Plant-derived antifungal agent poacic acid targets β-1,3-glucan
Jeff S. Piotrowski, Hiroki Okada, Fachuang Lu, Sheena C. Li, Li Hinchman, Ashish Ranjan, Damon L. Smith, Alan J. Higbee, Arne Ulbrich, Joshua J. Coon, Raamesh Deshpande, Yury V. Bukhman, Sean McIlwain, Irene M. Ong, Chad L. Myers, Charles Boone, Robert Landick, John Ralph, Mehdi Kabbage, and Yoshikazu Ohya
The search for new antifungal compounds is struggling to keep pace with emerging fungicide resistance. Through chemoprospecting of an untapped reservoir of inhibitory compounds, lignocellulosic hydrolysates, we have identified a previously undescribed antifungal agent, poacic acid. Using both chemical genomics and morphological analysis together for the first time, to our knowledge, we identified the cellular target of poacic acid as β-1,3-glucan. Through its action on the glucan layer of fungal cell walls, poacic acid is a natural antifungal agent against economically significant fungi and oomycete plant pathogens. This work (pp. E1490–E1497) highlights the chemical diversity within lignocellulosic hydrolysates as a source of potentially valuable chemicals.

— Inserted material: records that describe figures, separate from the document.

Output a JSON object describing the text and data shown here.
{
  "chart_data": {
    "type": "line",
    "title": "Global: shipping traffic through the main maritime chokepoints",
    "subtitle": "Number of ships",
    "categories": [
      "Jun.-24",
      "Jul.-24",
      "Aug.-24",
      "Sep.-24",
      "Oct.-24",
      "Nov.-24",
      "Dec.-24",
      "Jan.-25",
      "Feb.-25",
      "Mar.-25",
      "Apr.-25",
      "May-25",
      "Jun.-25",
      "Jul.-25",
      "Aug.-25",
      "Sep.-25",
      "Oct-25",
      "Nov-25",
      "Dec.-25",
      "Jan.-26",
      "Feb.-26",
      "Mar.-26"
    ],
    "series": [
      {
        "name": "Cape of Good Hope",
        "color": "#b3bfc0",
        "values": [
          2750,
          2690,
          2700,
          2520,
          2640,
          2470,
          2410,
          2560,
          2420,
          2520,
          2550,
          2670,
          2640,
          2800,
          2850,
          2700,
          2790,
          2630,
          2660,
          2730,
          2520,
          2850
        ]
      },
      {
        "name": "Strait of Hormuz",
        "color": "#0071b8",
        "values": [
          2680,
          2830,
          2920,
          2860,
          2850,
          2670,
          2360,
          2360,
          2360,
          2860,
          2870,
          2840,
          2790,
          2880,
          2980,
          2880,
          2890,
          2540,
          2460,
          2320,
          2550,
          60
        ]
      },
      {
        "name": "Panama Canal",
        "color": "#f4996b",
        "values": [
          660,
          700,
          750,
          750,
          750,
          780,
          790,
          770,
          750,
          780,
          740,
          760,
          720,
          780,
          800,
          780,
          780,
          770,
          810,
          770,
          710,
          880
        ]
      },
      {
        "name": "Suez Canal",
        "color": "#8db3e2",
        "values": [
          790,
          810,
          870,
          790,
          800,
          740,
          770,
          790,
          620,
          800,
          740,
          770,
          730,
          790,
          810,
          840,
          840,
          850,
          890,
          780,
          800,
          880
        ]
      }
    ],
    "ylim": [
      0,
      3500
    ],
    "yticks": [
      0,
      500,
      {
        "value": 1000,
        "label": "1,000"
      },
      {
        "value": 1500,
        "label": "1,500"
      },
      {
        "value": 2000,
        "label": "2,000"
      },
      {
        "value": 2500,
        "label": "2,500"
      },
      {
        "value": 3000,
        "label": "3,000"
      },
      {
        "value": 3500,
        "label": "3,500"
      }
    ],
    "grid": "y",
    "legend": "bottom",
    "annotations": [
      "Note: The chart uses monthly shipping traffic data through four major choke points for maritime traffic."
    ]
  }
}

Increased dopamine D2 receptor activity in the striatum alters the firing pattern of dopamine neurons in the ventral tegmental area
Sabine Krabbe, Johanna Duda, Julia Schiemann, Christina Poetschke, Gaby Schneider, Eric R. Kandel, Birgit Liss, Jochen Roeper, and Eleanor H. Simpson
Patients with schizophrenia suffer from cognitive and negative deficits that are largely resistant to current therapeutic strategies. Here, using a genetic mouse model that displays phenotypes similar to these cognitive and negative symptoms, we found that increased postsynaptic D2 receptor (D2R) activity in the striatum leads to changes in the firing pattern of presynaptic dopamine (DA) neurons of the midbrain. These alterations occur in the ventral tegmental area (VTA) of the midbrain, but not in the substantia nigra, suggesting that DA pathways may be differently regulated by striatal D2R hyperactivity. The changes in neuron firing patterns were accompanied by a reduction in NMDA receptor subunits selectively in dopaminergic VTA neurons, providing a potential new target for the treatment of schizophrenia symptoms (pp. E1498–E1506).